There are many people interested in taking a deeper look at the report, whether within the U.S. government, as citizens, or as data scientists.
Rather than disect the report and its political implications, I’m going to use open-source tools to extract the text from the report. I’m also going to take advantage of the opportunity to use a new R package I’ve been wanting to try, ggpage by Emil Hvitfeldt to visualize the report’s pages and highlight the most-often referenced people in the report.
Extracting the report text with pdftools
I used the pdftools package by ROpenSci to extract the text from the document, using the report posted by @dataeditor of the Washington Post, available here. Extracting the text was as simple as downloading the PDF and running pdftools::pdf_text(). I added page and line numbers to the extracted text and stored the result as a CSV that you can download from the GitHub repository.
Recently, Emil Hvitfeldt released ggpage, a package that lets you create a page-layout visualization using ggplot2. While the package uses the text content of the document only — so the visualized text layout doesn’t completely match the layout of the original document — it does allow you to highlight text elements, like mentions of any of the recurring cast of characters in Stupid Watergate.
The first step is to load the text version of the Mueller report. You can see from the first few lines of the data that the OCR really struggled with the header that appears at the top of each page and has been crossed out with a single line. (The redacted text is less confusing to the OCR because it’s rendered in solid black and generally results in blank space.)
# A tibble: 19,195 × 3
page line text
<dbl> <dbl> <chr>
1 1 1 "U.S. Department of Justice"
2 1 2 "AttarAe:,c\\\\'erlc Predtiet // Mtt; CeA1:ttiA"
3 1 3 "Ma1:ertalPrn1:eetedUAder Fed. R. Crhtt.

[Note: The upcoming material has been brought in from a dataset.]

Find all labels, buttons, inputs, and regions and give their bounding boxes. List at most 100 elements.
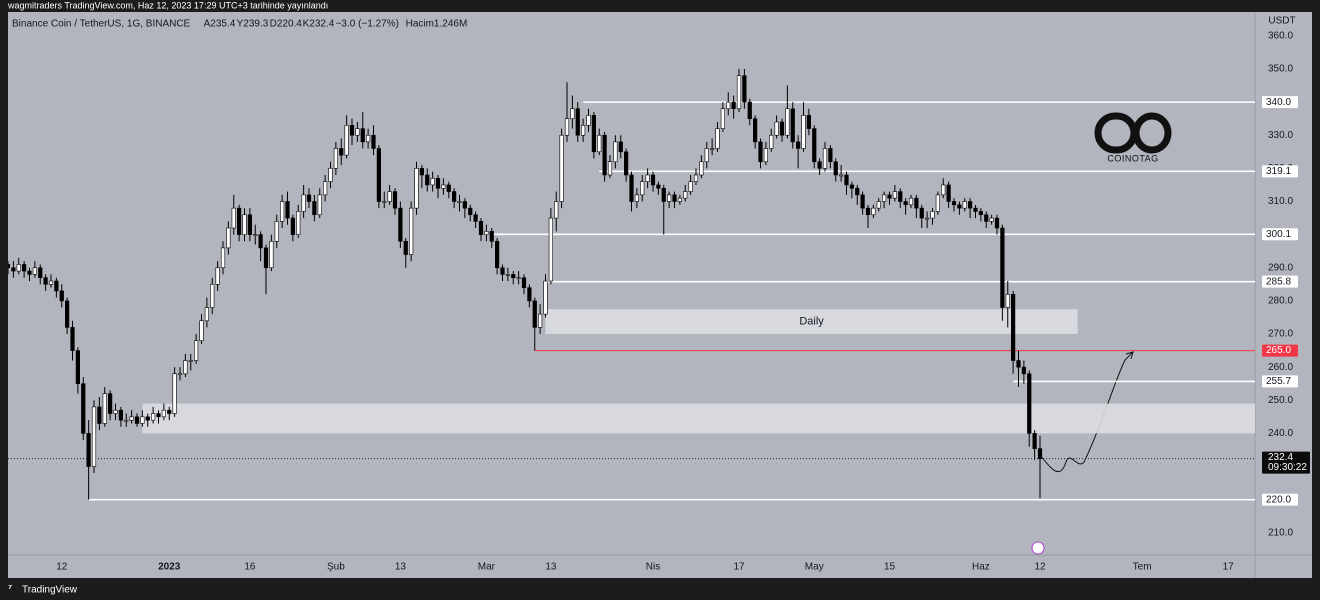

P. 6(e)"
4 1 4 "Report On The Investigation Into"
5 1 5 "Russian InterferenceIn The"
6 1 6 "2016 PresidentialElection"
7 1 7 "Volume I of II"
8 1 8 "Special Counsel Robert S. Mueller, III"
9 1 9 "Submitted Pursuant to 28 C.F.R. § 600.8(c)"
10 1 10 "Washington, D.C."
# … with 19,185 more rows
The core of the next step is to pass the mueller_report to ggpage::ggpage_build(). Before doing that, though, I pad each page to make sure they have the same number of lines. The ggpage_build() function tokenizes the text into individual words, so I then use str_detect() to find mentions of the key players.
Finally, ggpage_plot() from ggpage creates the ggplot2 page layout, and adding the fill aesthetic using the manual color scale defined above adds color highlights for mentions of Trump, Russia, and others.